The capacity for a new political leader to usher in national revival has been a subject of debate across generations. With a culture saturated with relativism, the slippery slope toward spiritual and moral collapse is a ship long since sailed. Turning Ship America back to her Captain will be no easier than turning the Titanic away from the iceberg. And we know how that turned out.

But we know God can bring revival. The question is how. Can political change bring a moral and spiritual revolution? Can the new Donald Trump be the old Artaxerxes, a man of little faith, but used by God to do big things?

Let’s consider the experiment of 1916 – an election of 100 years ago. The contestants were Woodrow Wilson and Charles Evans Hughes. America’s moral decline and propensity for public drunkenness were at stake. A vote for Wilson was a vote for everything pure. And the “pure” vote won.

President Wilson signed into law prohibition, bringing an end, once and for all, to the social enemy of the day. The movement had been led by rural Protestants and social Progressives. The Women’s Christian Temperance Union and Anti-Saloon League celebrated with raised Bibles. The 18th Amendment was the nail that sealed the coffin – alcohol in America was dead.

Except it wasn’t. Political strategies, though well-intended, did not bring national revival 100 years ago. Do they ever?

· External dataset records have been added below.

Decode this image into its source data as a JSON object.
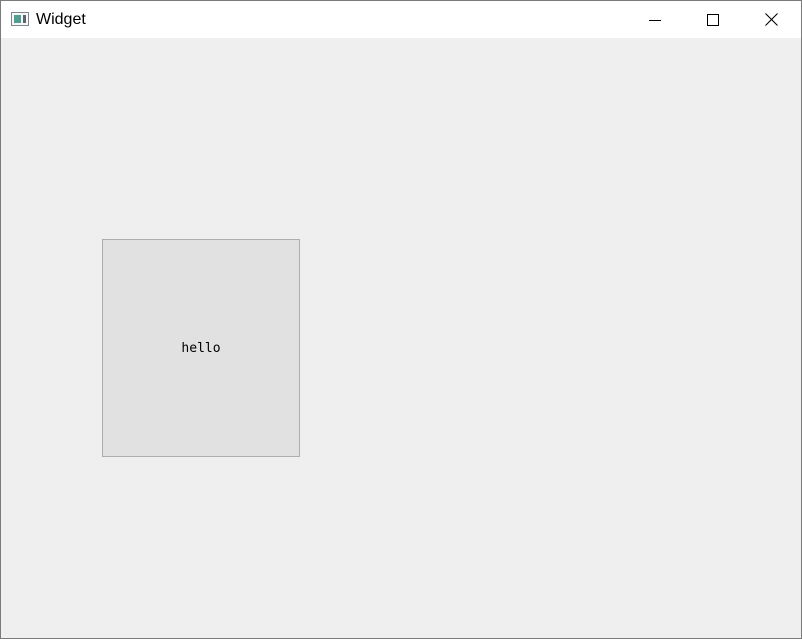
{
  "window": {
    "title": "Widget",
    "app_icon": "window-app-icon",
    "controls": {
      "minimize_icon": "minimize-icon",
      "maximize_icon": "maximize-icon",
      "close_icon": "close-icon"
    }
  },
  "content": {
    "box_label": "hello"
  },
  "colors": {
    "titlebar": "#ffffff",
    "client_background": "#efefef",
    "box_background": "#e1e1e1",
    "box_border": "#adadad"
  }
}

Billy Graham says no. During a 1952 taping of Hour of Decision, Graham said, “I’m absolutely convinced that no matter who’s elected, America is not going to be saved unless we have a moral and spiritual revival. No nation has ever improved morally without a revival.”

So what will a national revival entail? I see six ingredients that are always baked in the cake if the cake is to rise. If revival is to come to America, she must be desperate for these six things.

  1. The need for truth: Absolute truth is a hill on which to die. Strongholds must fall. When God’s children depart from absolute truth, this quenches the very Spirit who must bring revival. Worshiping God is not enough; he demands to be worshiped in absolute truth.
  2. The need for love: When believers are Bible-taught but not Spirit-led, revival will not come. Christian leaders need a Master’s degree less than a degree from the Master. Orthodoxy is critical, but no more so than a people who are desperately in love with God and his purpose.
  3. The need for holiness: A. W. Tozer said, “The Holy Spirit is first of all a moral flame. It is not an accident of language that he is called the Holy Spirit, for whatever else the word ‘holy’ may mean, it does undoubtedly carry the idea of purity.” R. A. Torrey said it like this: “The gratification of the flesh and the fullness of the Spirit do not go hand in hand.”
  4. The need for prayer: A prayerless Christian is a powerless Christian. Every great movement of God has been at its roots a movement of prayer. God ushered in his first revival when the 120 gathered – and prayed.
  5. The need for power: Charles Spurgeon said it best. “What can a hammer do without the hand that grasps it, and what can we do without the Spirit of God?” With the Holy Spirit comes power (Acts 1:8), a power that changes hearts and nations alike.
  6. The need for Christ: We must be desperate for Christ. Life is a battleground, not a playground. The time for complacency has passed. No revival has ever come apart from an absolute desperation for the one who proclaimed himself to be “the way, the truth, and the life” (John 14:6). And it never will.


Can revival come to America? Absolutely? But it won’t happen because Donald Trump is President; it will happen because Jesus Christ is King. If revival sweeps our land, it will not begin in the White House, but God’s House – and only if we as believers get desperate.